How Palo Alto Networks Replaced Kafka with ScyllaDB for Stream Processing

By Cynthia Dunlop

June 14, 2022

This image represents the blog post on how Palo Alto Networks replaced Kafka with ScyllaDB.

Global cybersecurity leader Palo Alto Networks processes terabytes of network security events each day. They analyze, correlate, and respond to millions of events per second– many different types of events, using many different schemas, reported by many different sensors and data sources. One of their many challenges is understanding which of those events actually describe the same network “story” from different viewpoints.

Accomplishing this would traditionally require both a database to store the events and a message queue to notify consumers about new events that arrived into the system. But, to mitigate the cost and operational overhead of deploying yet another stateful component to their system, Palo Alto Networks’ engineering team decided to take a different approach.

This blog explores why and how Palo Alto Networks completely eliminated the MQ layer for a project that correlates events in near real time. Instead of using Kafka, Palo Alto Networks decided to use their existing low-latency distributed database (ScyllaDB) as an event data store and as a message queue – enabling them to eliminate Kafka. It’s based on the information that Daniel Belenky, Principal Software Engineer at Palo Alto Networks, recently shared at ScyllaDB Summit.

Watch On Demand

The Palo Alto Networks session from ScyllaDB Summit 2022 is available for you to watch right now on demand. You can also watch all the rest of the ScyllaDB Summit 2022 videos and check out the slides here.
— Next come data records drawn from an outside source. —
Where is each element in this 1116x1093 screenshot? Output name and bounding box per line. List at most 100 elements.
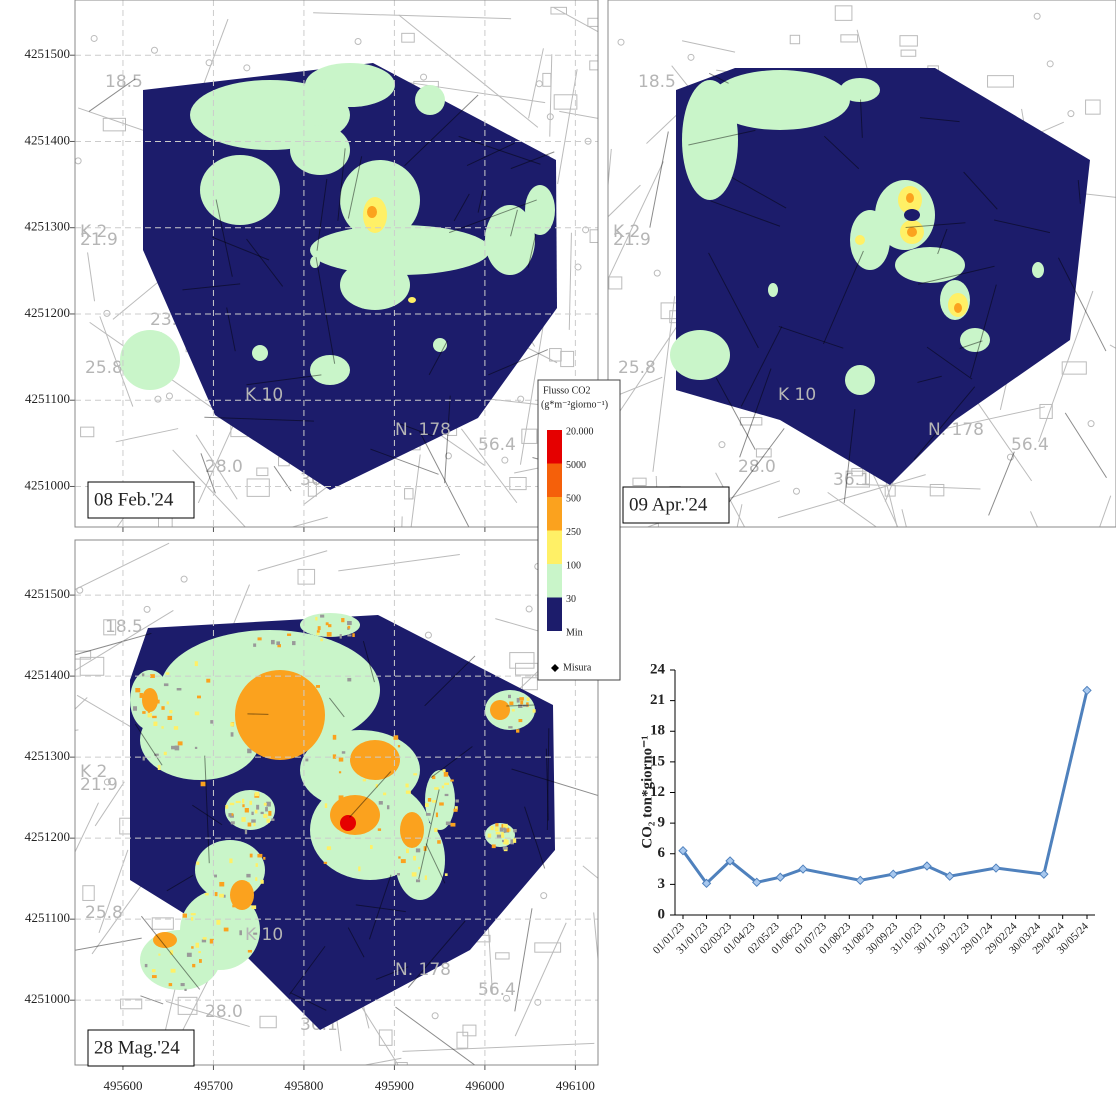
flux-speckle bbox=[158, 954, 160, 956]
flux-speckle bbox=[135, 688, 140, 692]
parcel-label: K 2 bbox=[80, 762, 107, 782]
flux-speckle bbox=[406, 791, 411, 794]
flux-speckle bbox=[247, 749, 251, 754]
map-x-tick-label: 495900 bbox=[375, 1078, 414, 1093]
flux-speckle bbox=[248, 823, 252, 827]
flux-speckle bbox=[512, 709, 515, 711]
flux-speckle bbox=[418, 867, 420, 869]
flux-speckle bbox=[246, 874, 250, 878]
flux-area-high bbox=[954, 303, 962, 313]
flux-speckle bbox=[251, 819, 256, 822]
flux-area-low bbox=[340, 260, 410, 310]
parcel-label: K 2 bbox=[80, 222, 107, 242]
flux-speckle bbox=[167, 701, 169, 704]
flux-speckle bbox=[426, 813, 431, 816]
flux-speckle bbox=[533, 709, 536, 712]
map-y-tick-label: 4251400 bbox=[25, 132, 71, 147]
flux-speckle bbox=[271, 640, 275, 644]
flux-speckle bbox=[527, 698, 530, 701]
flux-speckle bbox=[317, 630, 320, 632]
flux-speckle bbox=[504, 839, 507, 843]
spot-height: 28.0 bbox=[205, 1002, 243, 1022]
flux-speckle bbox=[439, 802, 444, 805]
map-y-tick-label: 4251100 bbox=[25, 391, 70, 406]
legend-swatch bbox=[547, 464, 562, 498]
data-point bbox=[776, 873, 784, 881]
y-tick-label: 6 bbox=[658, 845, 666, 861]
flux-speckle bbox=[516, 729, 519, 732]
flux-speckle bbox=[241, 817, 245, 822]
map-panel: 18.515.921.925.923.125.834.628.036.156.4… bbox=[571, 0, 1116, 651]
flux-speckle bbox=[174, 726, 178, 730]
flux-speckle bbox=[445, 873, 448, 876]
flux-speckle bbox=[178, 741, 183, 745]
flux-speckle bbox=[245, 830, 247, 834]
spot-height: 18.5 bbox=[105, 72, 143, 92]
spot-height: 18.5 bbox=[105, 617, 143, 637]
flux-speckle bbox=[437, 840, 441, 844]
spot-height: 18.5 bbox=[638, 72, 676, 92]
flux-speckle bbox=[503, 846, 507, 849]
flux-speckle bbox=[161, 726, 163, 729]
flux-area-mid bbox=[855, 235, 865, 245]
flux-speckle bbox=[406, 784, 409, 788]
flux-speckle bbox=[370, 845, 373, 849]
flux-speckle bbox=[513, 838, 516, 843]
map-y-tick-label: 4251000 bbox=[25, 477, 71, 492]
parcel-label: K 10 bbox=[245, 385, 283, 405]
legend-unit: (g*m⁻²giorno⁻¹) bbox=[541, 399, 608, 410]
flux-speckle bbox=[225, 805, 228, 809]
map-x-tick-label: 495800 bbox=[284, 1078, 323, 1093]
flux-speckle bbox=[248, 950, 252, 953]
legend-swatch bbox=[547, 430, 562, 464]
flux-speckle bbox=[327, 632, 332, 637]
flux-speckle bbox=[152, 969, 156, 972]
flux-hole bbox=[904, 209, 920, 221]
flux-area-high bbox=[906, 193, 914, 203]
flux-speckle bbox=[196, 943, 199, 948]
flux-speckle bbox=[219, 894, 224, 898]
legend-label: 20.000 bbox=[566, 426, 594, 437]
y-tick-label: 24 bbox=[650, 661, 666, 677]
flux-area-high bbox=[907, 227, 917, 237]
flux-speckle bbox=[215, 892, 218, 896]
flux-speckle bbox=[413, 773, 417, 775]
legend-swatch bbox=[547, 564, 562, 598]
flux-speckle bbox=[398, 745, 400, 747]
map-y-tick-label: 4251000 bbox=[25, 991, 71, 1006]
flux-speckle bbox=[416, 848, 420, 852]
flux-speckle bbox=[316, 685, 320, 688]
flux-speckle bbox=[453, 809, 457, 812]
y-tick-label: 3 bbox=[658, 876, 666, 892]
flux-speckle bbox=[231, 821, 235, 824]
flux-speckle bbox=[169, 983, 172, 986]
flux-speckle bbox=[292, 641, 295, 645]
flux-speckle bbox=[501, 833, 504, 838]
data-line bbox=[683, 690, 1087, 883]
flux-speckle bbox=[305, 759, 308, 762]
parcel-label: N. 178 bbox=[395, 960, 451, 980]
flux-speckle bbox=[255, 792, 259, 796]
flux-speckle bbox=[183, 914, 187, 918]
flux-area-high bbox=[367, 206, 377, 218]
map-y-tick-label: 4251200 bbox=[25, 829, 71, 844]
map-x-tick-label: 496100 bbox=[556, 1078, 595, 1093]
parcel-label: K 10 bbox=[245, 925, 283, 945]
map-y-tick-label: 4251300 bbox=[25, 219, 71, 234]
legend-label: 30 bbox=[566, 594, 576, 605]
legend-label: 5000 bbox=[566, 460, 586, 471]
flux-speckle bbox=[434, 787, 438, 790]
flux-speckle bbox=[444, 783, 449, 785]
y-tick-label: 9 bbox=[658, 815, 666, 831]
flux-speckle bbox=[352, 633, 354, 637]
flux-area-low bbox=[895, 247, 965, 283]
flux-speckle bbox=[517, 698, 520, 703]
flux-speckle bbox=[133, 706, 137, 710]
flux-speckle bbox=[492, 844, 496, 848]
data-point bbox=[992, 864, 1000, 872]
flux-speckle bbox=[325, 803, 327, 808]
spot-height: 28.0 bbox=[738, 457, 776, 477]
spot-height: 56.4 bbox=[478, 980, 516, 1000]
flux-area-low bbox=[252, 345, 268, 361]
flux-speckle bbox=[191, 946, 193, 949]
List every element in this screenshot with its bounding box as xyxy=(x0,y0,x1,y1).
Background: Events, Events Everywhere

Belenky’s team develops the initial data pipelines that receive the data from endpoints, clean the data, process it, and prepare it for further analysis in other parts of the system. One of their top priorities is building accurate stories. As Belenky explains, “We receive multiple event types from multiple different data sources. Each of these data sources might be describing the same network session, but from different points on the network. We need to know if multiple events – say, one event from the firewall, one event from the endpoint, and one event from the cloud provider– are all telling the same story from different perspectives.” Their ultimate goal is to produce one core enriched event that comprises all the related events and their critical details.

For example, assume a router’s sensor generates a message (here, it’s two DNS queries). Then, one second later, a custom system sends a message indicating that someone performed a log-in and someone else performed a sign-up. After 8 minutes, a third sensor sends another event: some HTTP logs. All these events which arrived at different times might actually describe the same session and the same network activity.

Different events might describe the same network activity in different ways

The system ingests the data reported by the different devices at different times and normalizes it to a canonical form that the rest of the system can process. But there’s a problem: this results in millions of normalized but unassociated entries. There’s a ton of data across the discrete events, but not (yet) any clear insight into what’s really happening on the network and which of those events are cause for concern.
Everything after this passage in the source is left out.